CONSERVATIVE
New Forest East

'LABOUR TALK FAILS MENTALLY ILL'

'LABOUR TALK FAILS MENTALLY ILL'

Daily Telegraph – 16 December 1997

Your report (December 13) which mentioned my Mental Health (Amendment) Bill is, sadly, inaccurate. The Bill was not given the Second Reading it should have received on Friday, but was instead "talked out" by a junior health minister, Paul Boateng, aided and abetted by a handful of cynical New Labour backbenchers.

Had the Bill not been blocked in this way, it would have amended the 1983 Act to lay a duty on health authorities, first, to provide separate ward areas and appropriate security devices on doors to prevent women in-patients being raped by predators in acute psychiatric units.
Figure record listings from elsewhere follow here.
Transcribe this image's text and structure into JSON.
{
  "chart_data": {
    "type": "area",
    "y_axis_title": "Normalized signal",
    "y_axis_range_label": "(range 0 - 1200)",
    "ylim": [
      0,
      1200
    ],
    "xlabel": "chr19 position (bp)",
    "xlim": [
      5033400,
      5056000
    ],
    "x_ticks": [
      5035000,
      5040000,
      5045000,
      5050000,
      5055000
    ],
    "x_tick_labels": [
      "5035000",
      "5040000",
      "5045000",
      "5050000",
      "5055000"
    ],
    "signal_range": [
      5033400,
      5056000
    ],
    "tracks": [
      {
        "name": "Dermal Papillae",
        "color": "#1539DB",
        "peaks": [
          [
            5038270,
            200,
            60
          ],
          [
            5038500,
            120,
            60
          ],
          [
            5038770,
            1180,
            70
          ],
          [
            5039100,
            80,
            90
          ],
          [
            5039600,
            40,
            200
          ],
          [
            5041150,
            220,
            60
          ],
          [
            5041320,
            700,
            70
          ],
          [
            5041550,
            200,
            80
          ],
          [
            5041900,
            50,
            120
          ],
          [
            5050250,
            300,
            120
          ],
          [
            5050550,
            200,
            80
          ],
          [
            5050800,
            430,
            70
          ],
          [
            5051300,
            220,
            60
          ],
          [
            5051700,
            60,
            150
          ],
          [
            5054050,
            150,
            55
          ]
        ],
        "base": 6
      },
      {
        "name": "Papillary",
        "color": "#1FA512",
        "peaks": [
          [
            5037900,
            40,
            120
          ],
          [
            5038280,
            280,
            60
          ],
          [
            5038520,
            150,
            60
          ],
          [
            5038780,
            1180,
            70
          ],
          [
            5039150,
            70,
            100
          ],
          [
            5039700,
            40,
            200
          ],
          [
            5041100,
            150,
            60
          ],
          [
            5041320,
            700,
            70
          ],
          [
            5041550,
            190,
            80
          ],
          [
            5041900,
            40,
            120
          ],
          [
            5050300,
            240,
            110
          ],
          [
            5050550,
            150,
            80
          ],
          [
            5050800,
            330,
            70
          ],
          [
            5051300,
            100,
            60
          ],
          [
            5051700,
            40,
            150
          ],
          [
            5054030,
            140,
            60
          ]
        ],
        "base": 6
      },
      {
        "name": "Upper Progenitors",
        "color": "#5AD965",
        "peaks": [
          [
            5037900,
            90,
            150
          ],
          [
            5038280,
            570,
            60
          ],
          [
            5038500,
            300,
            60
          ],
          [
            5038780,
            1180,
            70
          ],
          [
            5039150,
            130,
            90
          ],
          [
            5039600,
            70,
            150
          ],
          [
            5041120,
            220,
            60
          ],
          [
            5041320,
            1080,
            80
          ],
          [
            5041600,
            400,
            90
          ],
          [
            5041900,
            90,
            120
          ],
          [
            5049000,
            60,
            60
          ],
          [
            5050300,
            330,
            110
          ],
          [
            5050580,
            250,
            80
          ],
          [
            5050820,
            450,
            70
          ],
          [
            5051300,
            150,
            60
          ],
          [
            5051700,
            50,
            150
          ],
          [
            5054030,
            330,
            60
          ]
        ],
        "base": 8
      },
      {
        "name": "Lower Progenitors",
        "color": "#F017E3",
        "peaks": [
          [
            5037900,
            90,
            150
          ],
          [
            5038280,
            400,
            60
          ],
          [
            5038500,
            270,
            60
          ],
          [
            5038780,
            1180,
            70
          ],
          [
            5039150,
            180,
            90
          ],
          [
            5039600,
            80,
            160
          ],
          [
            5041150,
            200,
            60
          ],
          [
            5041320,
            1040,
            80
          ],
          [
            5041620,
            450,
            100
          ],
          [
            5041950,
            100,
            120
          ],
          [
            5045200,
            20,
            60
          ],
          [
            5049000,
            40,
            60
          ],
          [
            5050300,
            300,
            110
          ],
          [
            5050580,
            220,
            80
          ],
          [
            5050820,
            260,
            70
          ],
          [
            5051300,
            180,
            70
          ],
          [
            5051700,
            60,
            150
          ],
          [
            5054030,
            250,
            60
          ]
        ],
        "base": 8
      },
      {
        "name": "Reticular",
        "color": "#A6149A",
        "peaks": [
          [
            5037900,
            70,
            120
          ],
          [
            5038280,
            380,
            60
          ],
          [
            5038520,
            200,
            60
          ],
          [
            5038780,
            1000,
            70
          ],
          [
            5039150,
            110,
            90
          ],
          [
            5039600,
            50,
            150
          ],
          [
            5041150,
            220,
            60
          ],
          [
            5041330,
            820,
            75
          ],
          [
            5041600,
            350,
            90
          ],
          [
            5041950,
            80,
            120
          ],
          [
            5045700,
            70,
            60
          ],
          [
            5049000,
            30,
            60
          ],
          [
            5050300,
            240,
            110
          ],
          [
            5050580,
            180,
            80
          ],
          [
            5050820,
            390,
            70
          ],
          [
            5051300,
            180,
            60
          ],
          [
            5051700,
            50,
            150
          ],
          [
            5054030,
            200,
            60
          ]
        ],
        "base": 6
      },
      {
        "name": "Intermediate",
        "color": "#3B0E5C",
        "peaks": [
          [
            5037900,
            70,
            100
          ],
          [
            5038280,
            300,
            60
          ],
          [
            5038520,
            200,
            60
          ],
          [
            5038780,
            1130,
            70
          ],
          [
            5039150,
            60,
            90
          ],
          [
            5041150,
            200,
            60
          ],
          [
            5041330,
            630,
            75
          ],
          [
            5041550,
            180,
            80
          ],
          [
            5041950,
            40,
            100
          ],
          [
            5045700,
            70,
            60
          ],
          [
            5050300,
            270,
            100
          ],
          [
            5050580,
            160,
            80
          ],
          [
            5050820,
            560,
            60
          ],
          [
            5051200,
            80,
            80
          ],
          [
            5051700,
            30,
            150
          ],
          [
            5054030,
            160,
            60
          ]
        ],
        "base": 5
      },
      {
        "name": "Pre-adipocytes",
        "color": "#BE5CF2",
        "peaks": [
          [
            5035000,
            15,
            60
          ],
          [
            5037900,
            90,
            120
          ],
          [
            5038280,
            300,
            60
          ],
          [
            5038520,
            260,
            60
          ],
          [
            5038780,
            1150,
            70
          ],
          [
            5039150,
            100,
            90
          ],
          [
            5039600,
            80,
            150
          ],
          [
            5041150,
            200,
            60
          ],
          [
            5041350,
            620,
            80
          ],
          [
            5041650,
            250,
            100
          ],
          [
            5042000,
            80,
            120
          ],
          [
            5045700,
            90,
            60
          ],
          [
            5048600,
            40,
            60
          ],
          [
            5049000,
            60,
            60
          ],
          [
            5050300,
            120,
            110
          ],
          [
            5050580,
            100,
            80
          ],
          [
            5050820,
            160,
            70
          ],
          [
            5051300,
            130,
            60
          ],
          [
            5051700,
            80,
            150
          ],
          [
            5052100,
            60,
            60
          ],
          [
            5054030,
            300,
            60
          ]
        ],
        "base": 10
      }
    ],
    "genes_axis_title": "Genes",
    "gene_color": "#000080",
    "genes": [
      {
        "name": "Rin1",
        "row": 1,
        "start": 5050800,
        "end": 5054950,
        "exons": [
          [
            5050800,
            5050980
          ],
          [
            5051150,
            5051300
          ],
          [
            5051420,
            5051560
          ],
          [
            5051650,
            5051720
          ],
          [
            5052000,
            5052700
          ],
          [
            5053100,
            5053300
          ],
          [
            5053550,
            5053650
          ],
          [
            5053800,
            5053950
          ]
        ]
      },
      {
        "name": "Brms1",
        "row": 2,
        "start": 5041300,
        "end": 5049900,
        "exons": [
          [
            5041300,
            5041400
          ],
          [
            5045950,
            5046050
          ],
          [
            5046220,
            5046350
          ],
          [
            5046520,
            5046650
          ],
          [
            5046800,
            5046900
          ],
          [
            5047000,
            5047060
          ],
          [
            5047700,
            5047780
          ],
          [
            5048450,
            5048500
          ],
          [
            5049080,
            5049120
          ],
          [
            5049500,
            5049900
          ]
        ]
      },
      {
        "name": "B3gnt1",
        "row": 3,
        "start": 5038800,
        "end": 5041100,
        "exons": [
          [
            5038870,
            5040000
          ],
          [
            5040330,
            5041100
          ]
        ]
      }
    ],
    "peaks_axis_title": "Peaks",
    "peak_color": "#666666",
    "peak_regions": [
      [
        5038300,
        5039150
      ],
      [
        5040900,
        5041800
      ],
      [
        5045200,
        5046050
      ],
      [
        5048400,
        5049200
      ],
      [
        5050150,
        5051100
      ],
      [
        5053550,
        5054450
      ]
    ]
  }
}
Second, it would require authorities to prepare a long-term strategy for the provision of separate and therapeutic environments appropriate to the very different needs of psychiatric in-patients, particularly those in a potentially suicidal state.

The Bill was designed to involve minimal cost, and to be capable of amendment if the Government felt that it could support some parts of it but not others.

As I came second in the Private Member's Bill ballot, there was no reason why my Bill would have run out of time. Instead of taking up my offer of the Bill as a vehicle for any other improvements for people in acute mental distress, the Government put up a group of ambitious and unscrupulous backbenchers to filibuster the Bill and to prevent it proceeding to its Committee Stage, where any alterations felt to be necessary could easily have been made.

As a result of this, in-patients on acute wards will remain liable to sexual and other forms of assault, and psychiatrists will continue to advise some desperately ill people not to take up available beds because of the unsuitable mixture of patients on acute wards.

Leading mental health charities, including SANE, MIND and the National Schizophrenia Fellowship, supported one or both of my Bill's proposals. New Labour has shown us all how little it cares for some of the most vulnerable people in society.